Victoria: British Columbians already stretched to their limit will face more fee and rate hikes in 2015, continue to get less in services, and pay for Premier Clark’s tax cut to the highest-paid British Columbians as a result of the B.C. Liberals’ budget.
While low and middle income earners need a break, they face instead another four-per-cent hike to MSP premiums, a six-per-cent hike to hydro rates, ferry fare hikes, higher tolls, park fees and ICBC rates.
The average yearly Hydro bill has gone up $524 under the B.C. Liberals. Basic ICBC coverage costs hundreds of dollars more per year. Medical Service Plan premiums have doubled since the Liberals took office by a whopping $864. If you need to use a ferry or there’s a new bridge between your home and your job, you’re paying more.
As if being nickeled and dimed by hidden taxes, fees and fares wasn’t enough, middle class families are going to pay to give a break to British Columbians who need it the least. This $230 million tax cut will help only the highest-paid 2 per cent who make more than $150,000.
On the other side of the family budget, wages aren’t keeping up. In fact they’re falling in real terms. From 2006 to 2012 B.C.’s real wages actually fell by 2.4 per cent. Youth in particular have dimmer prospects; young people in Vancouver with a post-secondary degree have the lowest median incomes of Canada’s 10 metropolitan cities.
While families are paying more and making less, they’re also getting less in services like schools, hospitals and seniors’ care.
Families concerned about security and dignity for their parents are seeing fewer home care hours and lowered standards in nursing homes. Instead of quality health care being there for families where and when they need it, the B.C. Liberals’ budgets have produced overcrowded hospitals, and not enough family doctors or nurses. Under Christy Clark, B.C.’s classrooms have become harder to learn in and harder to teach in, with some of the lowest funding of any Canadian province.
At a time when parents and young people are worried about opportunities to gain skills and training, the Clark government with this budget is cutting $14 million from higher education.
Since Premier Christy Clark was sworn in, more than 38,000 people in B.C. have simply given up looking for work. More than 150,000 of the jobs lost during the 2008 recession have not been replaced.

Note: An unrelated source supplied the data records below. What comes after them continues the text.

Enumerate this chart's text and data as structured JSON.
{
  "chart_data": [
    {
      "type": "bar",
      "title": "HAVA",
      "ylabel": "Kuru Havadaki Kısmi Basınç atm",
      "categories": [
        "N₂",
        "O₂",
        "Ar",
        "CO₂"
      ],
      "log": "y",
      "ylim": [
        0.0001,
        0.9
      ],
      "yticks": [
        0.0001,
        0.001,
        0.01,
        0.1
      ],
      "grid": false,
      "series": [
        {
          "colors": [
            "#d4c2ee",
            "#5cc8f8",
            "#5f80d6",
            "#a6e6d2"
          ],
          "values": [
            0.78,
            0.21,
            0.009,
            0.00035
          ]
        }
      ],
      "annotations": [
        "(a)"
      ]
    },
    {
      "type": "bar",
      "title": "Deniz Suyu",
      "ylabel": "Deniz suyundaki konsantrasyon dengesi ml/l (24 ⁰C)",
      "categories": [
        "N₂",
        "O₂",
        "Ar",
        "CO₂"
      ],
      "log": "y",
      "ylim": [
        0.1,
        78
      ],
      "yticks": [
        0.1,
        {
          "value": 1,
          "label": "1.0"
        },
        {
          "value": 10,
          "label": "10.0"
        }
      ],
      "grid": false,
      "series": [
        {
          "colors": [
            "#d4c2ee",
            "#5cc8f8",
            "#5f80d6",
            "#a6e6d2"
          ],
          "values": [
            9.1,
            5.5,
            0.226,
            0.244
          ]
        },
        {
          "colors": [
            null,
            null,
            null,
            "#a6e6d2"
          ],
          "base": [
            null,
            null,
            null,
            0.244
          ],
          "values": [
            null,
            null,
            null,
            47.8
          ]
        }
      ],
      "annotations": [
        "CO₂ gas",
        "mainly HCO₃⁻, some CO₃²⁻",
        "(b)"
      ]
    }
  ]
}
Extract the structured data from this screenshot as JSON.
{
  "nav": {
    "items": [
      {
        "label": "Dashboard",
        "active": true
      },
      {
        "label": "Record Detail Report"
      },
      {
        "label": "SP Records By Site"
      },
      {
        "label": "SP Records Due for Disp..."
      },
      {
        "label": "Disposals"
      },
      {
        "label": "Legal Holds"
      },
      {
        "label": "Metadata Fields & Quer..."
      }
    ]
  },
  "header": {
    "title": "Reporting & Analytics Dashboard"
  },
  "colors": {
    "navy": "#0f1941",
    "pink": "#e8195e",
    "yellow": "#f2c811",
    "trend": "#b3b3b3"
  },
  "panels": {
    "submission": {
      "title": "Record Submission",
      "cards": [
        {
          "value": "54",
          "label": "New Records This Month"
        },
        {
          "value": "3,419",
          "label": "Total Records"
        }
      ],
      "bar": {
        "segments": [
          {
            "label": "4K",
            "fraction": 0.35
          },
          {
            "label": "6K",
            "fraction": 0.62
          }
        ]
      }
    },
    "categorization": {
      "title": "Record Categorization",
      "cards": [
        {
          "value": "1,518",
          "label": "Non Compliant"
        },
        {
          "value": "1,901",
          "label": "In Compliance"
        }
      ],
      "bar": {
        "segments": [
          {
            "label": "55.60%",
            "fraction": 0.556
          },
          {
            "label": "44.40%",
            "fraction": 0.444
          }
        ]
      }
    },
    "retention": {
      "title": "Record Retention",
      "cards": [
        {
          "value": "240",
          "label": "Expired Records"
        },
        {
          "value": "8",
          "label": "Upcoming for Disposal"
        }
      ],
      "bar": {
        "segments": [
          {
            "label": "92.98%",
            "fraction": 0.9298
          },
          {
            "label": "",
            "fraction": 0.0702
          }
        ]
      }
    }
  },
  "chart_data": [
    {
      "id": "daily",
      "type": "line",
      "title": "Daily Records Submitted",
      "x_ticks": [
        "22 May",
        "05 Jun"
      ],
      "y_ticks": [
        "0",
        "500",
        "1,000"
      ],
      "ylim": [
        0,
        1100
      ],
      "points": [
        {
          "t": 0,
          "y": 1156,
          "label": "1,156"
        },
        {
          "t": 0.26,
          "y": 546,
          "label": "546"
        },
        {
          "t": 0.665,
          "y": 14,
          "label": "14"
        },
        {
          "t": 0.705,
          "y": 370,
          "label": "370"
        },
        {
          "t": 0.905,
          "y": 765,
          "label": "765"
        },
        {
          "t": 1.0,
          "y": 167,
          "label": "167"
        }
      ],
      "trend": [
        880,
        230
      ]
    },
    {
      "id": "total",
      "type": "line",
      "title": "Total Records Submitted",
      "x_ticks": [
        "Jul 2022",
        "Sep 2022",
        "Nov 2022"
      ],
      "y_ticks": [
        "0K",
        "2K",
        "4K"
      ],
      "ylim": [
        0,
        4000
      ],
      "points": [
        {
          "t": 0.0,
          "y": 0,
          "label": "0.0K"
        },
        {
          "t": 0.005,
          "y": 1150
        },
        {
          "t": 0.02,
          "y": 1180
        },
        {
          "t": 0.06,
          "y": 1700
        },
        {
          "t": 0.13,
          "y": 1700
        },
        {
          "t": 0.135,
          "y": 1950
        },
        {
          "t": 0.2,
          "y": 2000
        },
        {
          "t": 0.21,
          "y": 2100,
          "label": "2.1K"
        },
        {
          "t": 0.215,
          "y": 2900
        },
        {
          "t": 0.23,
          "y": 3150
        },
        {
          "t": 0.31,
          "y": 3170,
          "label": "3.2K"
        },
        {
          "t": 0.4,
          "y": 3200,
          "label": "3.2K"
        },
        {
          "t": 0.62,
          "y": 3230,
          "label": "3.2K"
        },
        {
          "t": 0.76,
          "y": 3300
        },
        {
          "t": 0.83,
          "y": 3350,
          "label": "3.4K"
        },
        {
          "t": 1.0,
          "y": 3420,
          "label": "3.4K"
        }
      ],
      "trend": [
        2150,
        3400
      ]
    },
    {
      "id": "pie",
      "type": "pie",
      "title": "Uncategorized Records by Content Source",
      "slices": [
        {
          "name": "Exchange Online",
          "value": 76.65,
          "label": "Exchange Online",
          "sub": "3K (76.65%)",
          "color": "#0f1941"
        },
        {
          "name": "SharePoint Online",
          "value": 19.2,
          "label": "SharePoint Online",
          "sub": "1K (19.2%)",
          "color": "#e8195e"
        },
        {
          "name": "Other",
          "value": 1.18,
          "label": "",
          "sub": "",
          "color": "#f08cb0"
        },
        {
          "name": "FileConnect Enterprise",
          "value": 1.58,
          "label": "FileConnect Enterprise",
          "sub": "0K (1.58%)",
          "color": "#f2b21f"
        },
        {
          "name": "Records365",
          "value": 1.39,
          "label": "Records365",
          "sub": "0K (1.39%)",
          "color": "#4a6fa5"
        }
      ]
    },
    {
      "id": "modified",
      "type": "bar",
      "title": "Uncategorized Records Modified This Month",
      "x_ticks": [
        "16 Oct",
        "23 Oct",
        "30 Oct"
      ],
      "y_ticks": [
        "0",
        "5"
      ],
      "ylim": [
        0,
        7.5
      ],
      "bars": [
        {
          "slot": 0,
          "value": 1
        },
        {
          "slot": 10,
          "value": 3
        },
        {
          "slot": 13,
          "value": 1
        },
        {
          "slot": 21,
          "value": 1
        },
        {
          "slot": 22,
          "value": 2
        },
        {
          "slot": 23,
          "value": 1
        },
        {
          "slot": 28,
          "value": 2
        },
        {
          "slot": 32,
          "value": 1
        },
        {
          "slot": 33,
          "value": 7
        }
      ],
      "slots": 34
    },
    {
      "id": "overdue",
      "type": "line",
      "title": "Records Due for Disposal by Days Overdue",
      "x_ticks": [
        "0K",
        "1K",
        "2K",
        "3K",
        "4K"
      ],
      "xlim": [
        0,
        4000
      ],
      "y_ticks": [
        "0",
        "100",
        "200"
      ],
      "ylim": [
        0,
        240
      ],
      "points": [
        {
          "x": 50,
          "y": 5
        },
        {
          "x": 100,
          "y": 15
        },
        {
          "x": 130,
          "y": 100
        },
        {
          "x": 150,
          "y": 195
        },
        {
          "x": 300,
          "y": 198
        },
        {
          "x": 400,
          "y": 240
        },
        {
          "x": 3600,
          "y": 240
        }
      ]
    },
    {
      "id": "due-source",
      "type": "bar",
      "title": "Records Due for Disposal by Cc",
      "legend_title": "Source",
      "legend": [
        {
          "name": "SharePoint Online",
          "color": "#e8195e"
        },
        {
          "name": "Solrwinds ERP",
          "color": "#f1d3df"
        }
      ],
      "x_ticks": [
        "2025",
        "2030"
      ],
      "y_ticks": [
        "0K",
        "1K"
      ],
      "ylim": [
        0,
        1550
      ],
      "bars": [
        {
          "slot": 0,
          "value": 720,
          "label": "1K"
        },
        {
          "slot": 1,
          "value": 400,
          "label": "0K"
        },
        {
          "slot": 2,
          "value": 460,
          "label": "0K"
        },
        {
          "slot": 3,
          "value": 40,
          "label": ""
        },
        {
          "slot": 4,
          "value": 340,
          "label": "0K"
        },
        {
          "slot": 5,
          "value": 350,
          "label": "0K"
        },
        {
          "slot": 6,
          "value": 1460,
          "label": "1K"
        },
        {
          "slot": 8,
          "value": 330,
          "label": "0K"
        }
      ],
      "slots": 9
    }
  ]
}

Premier Clark placed a risky bet on liquefied natural gas. We all recall the extravagant promises she made to voters in 2013 – a debt-free province, an end to sales taxes, 100,000 new jobs and a $100-billion prosperity fund. Each of these commitments has been quietly dropped as her government fumbles its so-called top priority. The cost of the premier’s neglect has been felt in industries across the province. In forestry, 25,000 fewer people are working since 2001. In mining, 1,500 miners have been put out of work in the last four years. While the technology sector worldwide is growing, B.C. lags behind other provinces in graduating students from engineering, science and other tech programs. I don’t know of a clearer illustration of a premier who has lost touch with real life for British Columbian families.